Encontró una ocasión para encaminarse hacia el río. ¡La mañana era espléndida! Si tenía suerte y no se daban cuen­ta... podría darse un chapuzón, introducirse en sus aguas; el resto no le importaba.
En un árbol de la orilla dejó la ropa, y empinado sobre el tronco, el fusil. Echó dos últimas miradas, una a sus es­paldas, no fuera a haber alguno de los suyos, y otra a la orilla de enfrente, no hubiera alguno de los Otros. Y se introdujo en el agua.
Desde el momento en que su cuerpo completamente desnudo penetró en el agua, ese cuerpo que llevaba dos años y medio padeciendo, que hasta el momento contaba con dos cicatrices, desde aquel instante, comenzó a sentirse otro. Como si hubiera pasado una esponja por su interior que hubiese bo­rrado esos dos años y medio.
Nadaba a veces a braza, a veces a espalda. Se dejaba llevar por la corriente. Dio una larga zambullida...
Ahora era un niño este soldado de apenas veintitrés años, y sin embargo los dos últimos años y medio habían deja­do una profunda huella en él.
A derecha e izquierda, en las dos márgenes, revolotea­ban pájaros que le pasaban por encima saludándole de vez en cuando.
Ante él avanzaba ahora una rama arrastrada por la corriente. Intentó alcanzarla de una sola zambullida. Y lo con­siguió. Emergió justo al lado de la rama. ¡Sintió un gran pla­cer! Pero en aquel momento vio una cabeza delante de él, co­mo a unos treinta metros de distancia.
Se detuvo e intentó ver con más claridad.
El tipo que estaba nadando también lo había visto a él, también se había detenido. Se quedaron mirándose.
Volvió a convertirse en lo que era antes: un soldado que llevaba dos años y medio en combate, que había ganado una cruz de guerra, que había dejado su fusil apoyado en el árbol.
No podía saber si el que estaba enfrente era de los suyos o de los Otros. ¿Cómo saberlo? Sólo veía una cabeza. Po­día ser uno de los suyos. Podía ser uno de los Otros.

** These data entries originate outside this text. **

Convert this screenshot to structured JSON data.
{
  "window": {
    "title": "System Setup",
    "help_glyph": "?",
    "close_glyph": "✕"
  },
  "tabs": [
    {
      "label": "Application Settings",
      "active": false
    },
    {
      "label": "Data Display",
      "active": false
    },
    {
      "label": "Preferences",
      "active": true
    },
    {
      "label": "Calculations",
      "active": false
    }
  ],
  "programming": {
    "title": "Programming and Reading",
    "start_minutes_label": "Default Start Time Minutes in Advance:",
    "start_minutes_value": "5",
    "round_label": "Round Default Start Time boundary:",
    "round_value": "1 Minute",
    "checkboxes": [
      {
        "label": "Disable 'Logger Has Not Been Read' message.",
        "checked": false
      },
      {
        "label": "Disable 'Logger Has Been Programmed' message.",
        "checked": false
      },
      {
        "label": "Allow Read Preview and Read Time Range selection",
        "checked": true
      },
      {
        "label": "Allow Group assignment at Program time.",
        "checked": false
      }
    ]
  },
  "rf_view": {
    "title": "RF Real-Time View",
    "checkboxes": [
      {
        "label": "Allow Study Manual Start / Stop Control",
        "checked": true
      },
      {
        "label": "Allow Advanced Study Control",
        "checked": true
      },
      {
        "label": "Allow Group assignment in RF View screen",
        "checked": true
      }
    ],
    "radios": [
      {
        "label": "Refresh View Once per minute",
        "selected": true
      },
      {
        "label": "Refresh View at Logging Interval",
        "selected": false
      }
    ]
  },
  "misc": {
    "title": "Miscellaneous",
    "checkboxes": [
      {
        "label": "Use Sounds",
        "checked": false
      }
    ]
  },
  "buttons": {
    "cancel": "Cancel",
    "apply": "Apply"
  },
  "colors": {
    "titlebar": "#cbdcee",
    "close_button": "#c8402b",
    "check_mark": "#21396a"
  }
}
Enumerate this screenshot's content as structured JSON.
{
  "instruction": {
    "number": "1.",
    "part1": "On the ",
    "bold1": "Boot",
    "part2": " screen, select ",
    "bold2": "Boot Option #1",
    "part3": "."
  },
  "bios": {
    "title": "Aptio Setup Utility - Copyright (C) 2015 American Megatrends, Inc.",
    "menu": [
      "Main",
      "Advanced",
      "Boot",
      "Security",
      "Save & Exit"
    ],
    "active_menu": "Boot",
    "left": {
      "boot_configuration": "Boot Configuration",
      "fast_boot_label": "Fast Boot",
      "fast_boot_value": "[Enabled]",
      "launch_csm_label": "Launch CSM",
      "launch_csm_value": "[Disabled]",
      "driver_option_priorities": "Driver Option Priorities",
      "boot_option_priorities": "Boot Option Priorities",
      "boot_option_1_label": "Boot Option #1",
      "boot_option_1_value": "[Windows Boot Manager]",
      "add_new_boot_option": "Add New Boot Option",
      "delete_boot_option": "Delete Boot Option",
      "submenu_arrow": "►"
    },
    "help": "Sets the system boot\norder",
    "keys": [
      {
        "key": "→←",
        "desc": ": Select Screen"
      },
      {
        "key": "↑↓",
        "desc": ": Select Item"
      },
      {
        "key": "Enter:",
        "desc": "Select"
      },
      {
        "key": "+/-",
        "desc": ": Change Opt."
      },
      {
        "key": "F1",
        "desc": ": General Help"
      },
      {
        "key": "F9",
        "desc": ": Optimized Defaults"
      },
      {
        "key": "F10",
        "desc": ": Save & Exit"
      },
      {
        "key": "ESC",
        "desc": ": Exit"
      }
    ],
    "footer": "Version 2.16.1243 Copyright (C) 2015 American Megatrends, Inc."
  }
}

Durante unos segundos ambos permanecieron inmóvi­les en el agua. Un estornudo rompió el silencio. Había estornu­dado él, y según su costumbre blasfemó en voz alta. Entonces, el de enfrente comenzó a nadar velozmente hacia la orilla opues­ta. Pero él no perdió el tiempo. Nadó hacia su orilla con todas sus fuerzas. Fue el primero en salir. Corrió hasta el árbol en el que había dejado el fusil; lo empuñó. El Otro acababa de salir del agua. También corrió a coger su fusil.

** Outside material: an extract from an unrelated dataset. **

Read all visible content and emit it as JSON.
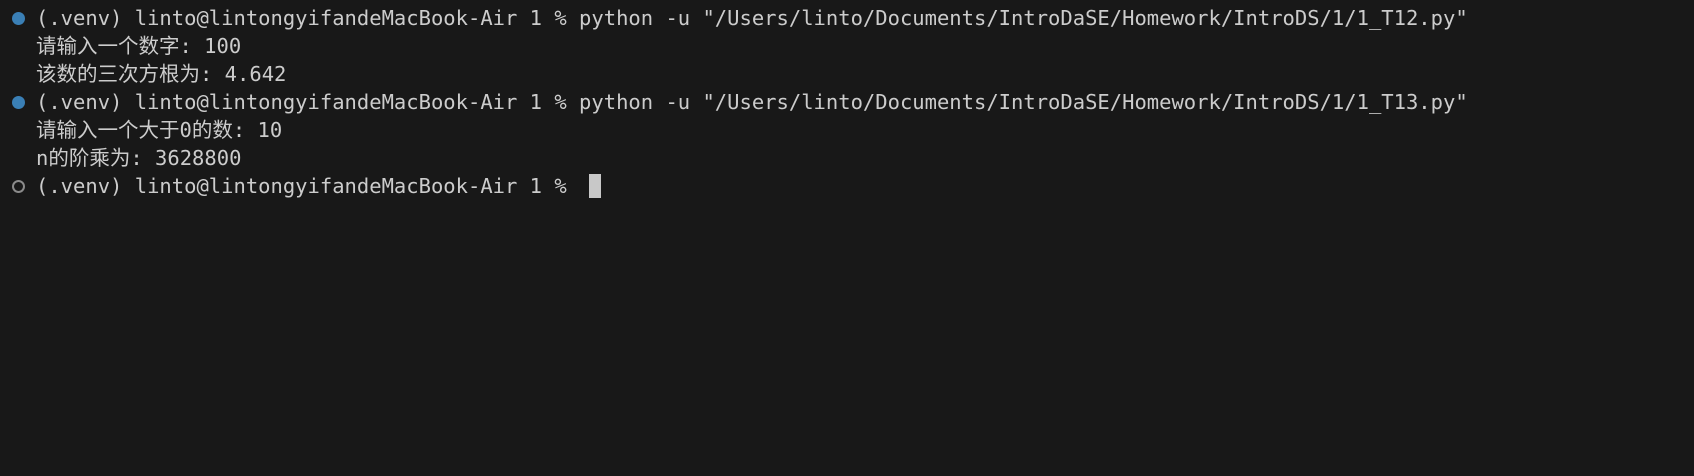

Levantó al arma, apuntó. Le resultaba muy fácil meter­le una bala en la cabeza. El Otro era un buen objetivo, corrien­do así desnudo a tan sólo unos veinte metros.

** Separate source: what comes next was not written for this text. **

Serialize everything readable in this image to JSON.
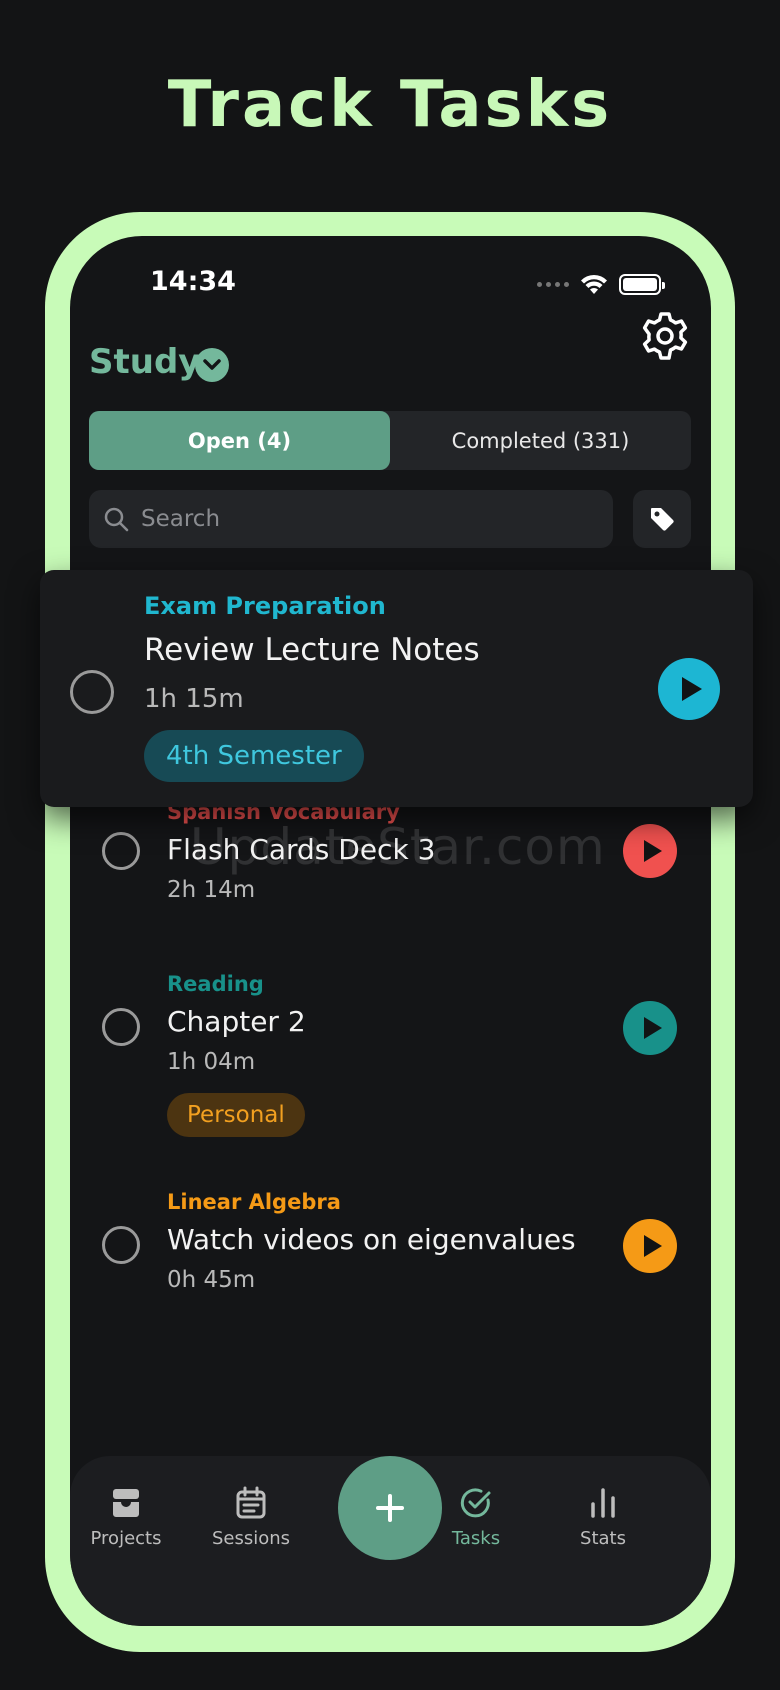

No, no apretó el gatillo. El Otro estaba allí, en cueros, tal y como había venido al mundo. Y él aquí, en cueros, tal y co­mo había venido al mundo.
No podía apretarlo. Estaban los dos desnudos. Dos se­res desnudos. Sin ropa. Sin nombres. Sin nacionalidad. Sin su envoltura de color caqui.
No podía disparar. El río ya no los separaba; por el contrario, los unía.
No podía disparar. El Otro se había convertido ahora en otra persona, sin la O mayúscula, nada más, nada menos.
Bajó el fusil. Bajó la cabeza. Y no vio nada hasta el fi­nal, sólo alcanzó a ver unos pájaros que revoloteaban asustados cuando, desde la orilla de enfrente, salió el disparo y él se arro­dilló primero, para caer después de bruces sobre la tierra.